# mini bolbitis?



## standoyo (Aug 25, 2005)

is there such thing as mini bolbitis?
there's a bigger and smaller one apparently...
here's a pix of the smaller one...about 5 in wide and 8 in long triangular fronds


----------



## budak (Mar 13, 2004)

I doubt so. It's probably just younger plants versus fully grown matured specimens in optimal conditions.


----------



## Cavan Allen (Jul 22, 2004)

I agree. I've seen some Bolbitis that definitely look different from others (including the 'small form' with the shorter petiole), but given the right conditions and time, they all get fairly large. I sure would be pretty nice if there was a form that stayed really small.


----------



## bensaf (Jun 20, 2005)

Somebody in Jakarta has been trying to sell me "Mini Bolbitis" for a while.

Swears it stays smaller and brighter green. Never got to have a look at it.

Maybe I should look and try some, see how it turns out. He's had it a few months.


----------



## budak (Mar 13, 2004)

There are other species of Bolbitis around, e.g. B. heteroclita... as well as ferns that superficially resemble Bolbitis (e.g. Trichomanes sp.).


----------



## standoyo (Aug 25, 2005)

bensaf said:


> Somebody in Jakarta has been trying to sell me "Mini Bolbitis" for a while.
> 
> Swears it stays smaller and brighter green. Never got to have a look at it.
> 
> Maybe I should look and try some, see how it turns out. He's had it a few months.


hi bensaf,

could his name be wie wie?
btw...i'm in jkt now. i got some from wie wie but all mixed up with the bigger ones now. 
so i'm just curious to whether is there really such a thing as a mini...

i believe brighter green leaves are due to brighter lighting.


----------



## standoyo (Aug 25, 2005)

*bolbitis minor*

hi this is close up of the leaf on bolbitis minor


----------



## standoyo (Aug 25, 2005)

here is close up of bolbitis major.

i notice quite a big difference in leaf structure.
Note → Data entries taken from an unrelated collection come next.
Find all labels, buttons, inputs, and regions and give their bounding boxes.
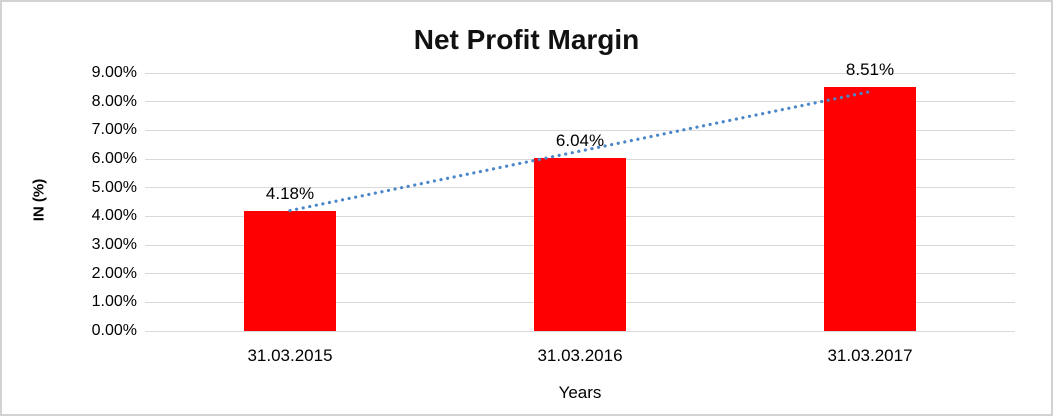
y-tick-label: 2.00% — [91, 264, 137, 282]
y-tick-label: 7.00% — [91, 121, 137, 139]
bar-value-label: 6.04% — [555, 130, 605, 150]
x-category-label: 31.03.2016 — [537, 346, 623, 365]
bar — [244, 211, 336, 331]
bar-value-label: 4.18% — [265, 184, 315, 204]
bar — [534, 157, 626, 331]
y-tick-label: 4.00% — [91, 207, 137, 225]
y-tick-label: 3.00% — [91, 236, 137, 253]
y-tick-label: 0.00% — [91, 322, 137, 339]
chart-title: Net Profit Margin — [413, 24, 640, 55]
gridline — [145, 72, 1015, 74]
y-tick-label: 1.00% — [91, 293, 137, 311]
x-axis-title: Years — [558, 383, 602, 402]
gridline — [145, 330, 1015, 332]
x-category-label: 31.03.2015 — [247, 346, 333, 365]
y-tick-label: 9.00% — [91, 64, 137, 81]
x-category-label: 31.03.2017 — [827, 346, 913, 365]
y-axis-title: IN (%) — [30, 178, 48, 222]
bar-value-label: 8.51% — [845, 60, 895, 80]
bar — [824, 87, 916, 331]
y-tick-label: 6.00% — [91, 150, 137, 167]
y-tick-label: 5.00% — [91, 178, 137, 196]
y-tick-label: 8.00% — [91, 92, 137, 110]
friend has kept the minor one for more than 5 months and they remain small...so maybe there's a valid minor or major.


----------



## ranmasatome (Aug 5, 2005)

My bolbitis leaves are those shown as "minor" and they are rather large... dont think you can call them..."minor"


----------



## standoyo (Aug 25, 2005)

relatively then


----------